Smarter Lighting
- NORA FERRUZZA – Op-Ed
Every year, my family and I drive out to a big, open field in the Adirondacks we call the “Pixie Field.” We lay back and stare up at the sky, and every time, without a telescope, I can see the entire Milky Way. A week later, back in my Rochester backyard, I look up at a dozen faint stars through a washed-out orange glow. Where our galaxy should be, there is just a black void of darkness.
This vibrant, star-filled sky is replaced by the glare of wasted light. We have been told that constant illumination is the price of safety but I question whether it is a price worth paying or if it is even effective. Recently, right under our porch lights, my mother’s car was broken into in our own driveway. Her response was to install an even bigger, brighter light. Today, our communities are stuck in a cycle: the problem occurs despite our flawed solution, yet we add to the flaw. Rochester is lit up every night, yet our crime rates don’t reflect a city made safe by the light. Specifically, studies on this topic have found inconsistent evidence that this glaring lighting has a great effect on reducing crime.
This current approach to outdoor lighting is not only a profound policy failure, but it has a broader range of issues and hidden costs. For example, the International Dark-Sky Association estimated that at least 30% of all outdoor lighting in the U.S. is wasted, costing the country $3.3 billion and releasing 21 million tons of carbon dioxide annually. Not only is this problem an environmental drain, it causes many ecological consequences. In North America alone, studies show that artificial lights cause up to 1 billion fatal building collisions for migratory birds each year. The constant light is also a key driver of the “insect apocalypse,” disrupting pollination cycles we all depend on. The harm is also not exclusive to animals and insects, with the blue light from modern LED’s disrupting humans circadian rhythms by suppressing melatonin. Specifically the World Health Organization found that overnight shift work, with its constant light exposure, is classified as a probable carcinogen: showing how this problem is not limited to only sleep disruption.
Why do we continue to support this broken system of lighting up our beloved earth if the costs are so drastic? Firstly, many well meaning citizens and community groups advocate for more light on the sincere grounds of fear for public safety. Meanwhile, large utility companies and lighting manufacturers like Signift and Acuity Brands profit from this status quo by selling more energy and fixtures. Through lobbying efforts, these corporate interests maintain the outdated municipal codes that favor their bright ineffective products. No innovation here is rewarded, creating an injustice both socially and environmentally. Individual homeowners are encouraged to adopt ecofriendly energy practices while large commercial entities operate with impunity. Additionally, zoning laws often concentrate the worst sources of light pollution, such as highways and industrial zones, near lower-income neighborhoods, while affluent areas often get better, smarter, lighting. This places a disproportionate health and quality-of-life burden on already challenged communities.

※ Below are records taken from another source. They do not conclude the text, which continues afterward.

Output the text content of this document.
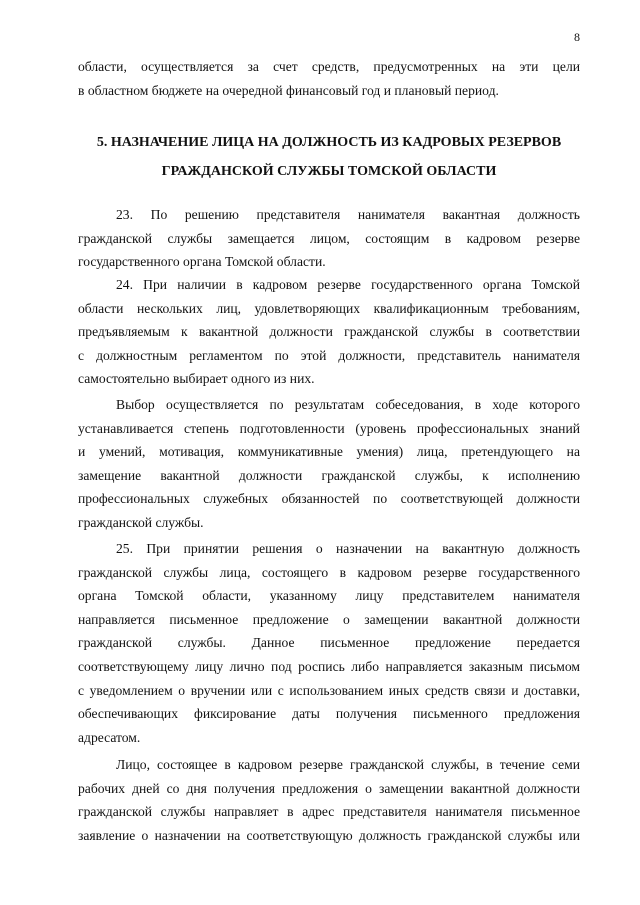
8
области, осуществляется за счет средств, предусмотренных на эти цели
в областном бюджете на очередной финансовый год и плановый период.
5. НАЗНАЧЕНИЕ ЛИЦА НА ДОЛЖНОСТЬ ИЗ КАДРОВЫХ РЕЗЕРВОВ
ГРАЖДАНСКОЙ СЛУЖБЫ ТОМСКОЙ ОБЛАСТИ
23. По решению представителя нанимателя вакантная должность
гражданской службы замещается лицом, состоящим в кадровом резерве
государственного органа Томской области.
24. При наличии в кадровом резерве государственного органа Томской
области нескольких лиц, удовлетворяющих квалификационным требованиям,
предъявляемым к вакантной должности гражданской службы в соответствии
с должностным регламентом по этой должности, представитель нанимателя
самостоятельно выбирает одного из них.
Выбор осуществляется по результатам собеседования, в ходе которого
устанавливается степень подготовленности (уровень профессиональных знаний
и умений, мотивация, коммуникативные умения) лица, претендующего на
замещение вакантной должности гражданской службы, к исполнению
профессиональных служебных обязанностей по соответствующей должности
гражданской службы.
25. При принятии решения о назначении на вакантную должность
гражданской службы лица, состоящего в кадровом резерве государственного
органа Томской области, указанному лицу представителем нанимателя
направляется письменное предложение о замещении вакантной должности
гражданской службы. Данное письменное предложение передается
соответствующему лицу лично под роспись либо направляется заказным письмом
с уведомлением о вручении или с использованием иных средств связи и доставки,
обеспечивающих фиксирование даты получения письменного предложения
адресатом.
Лицо, состоящее в кадровом резерве гражданской службы, в течение семи
рабочих дней со дня получения предложения о замещении вакантной должности
гражданской службы направляет в адрес представителя нанимателя письменное
заявление о назначении на соответствующую должность гражданской службы или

This multifaceted problem is not unsolvable. A smarter future is achievable now without the need for any technological miracle, as we already have access to the technologies that can widely improve this issue. Our communities would have to adapt three new principles: shield all lights to direct them downward, use warmer amber-hued color temperatures, and implement smart controls like timers and motion sensors. Of course, this large scale retrofit is inevitably costly. However, the economics can be redesigned. A municipality like Rochester could partner with an illumination provider that could cover the upfront costs of installing this smart, dark-sky-friendly technology across the city. The provider could then be paid back over two decades from the share of the energy savings the new system generates. Because these technologies can reduce energy use by up to eighty percent, the project would save taxpayer money from its inception. To address the existing inequities, this rollout could be mandated to begin in neighborhoods with the oldest infrastructure and those that have historically been underserved.
The choice of this upgrade is not between safety and darkness. It is about moving beyond a forceful approach to a more intelligent and holistic one. This is about an upgrade that creates a future where our streets are safer because the light is better designed, not just brighter. To reclaim our human deserved access to the night sky is both an environmental and health imperative, but it is also a reclamation of our heritage. By implementing smarter, more equitable lighting solutions, we can create our community into a place that is more sustainable, just, and a place where any of us can walk into our own backyard, look up, and see where we are in the universe.
Nora Ferruzza is a student at the University of Rochester.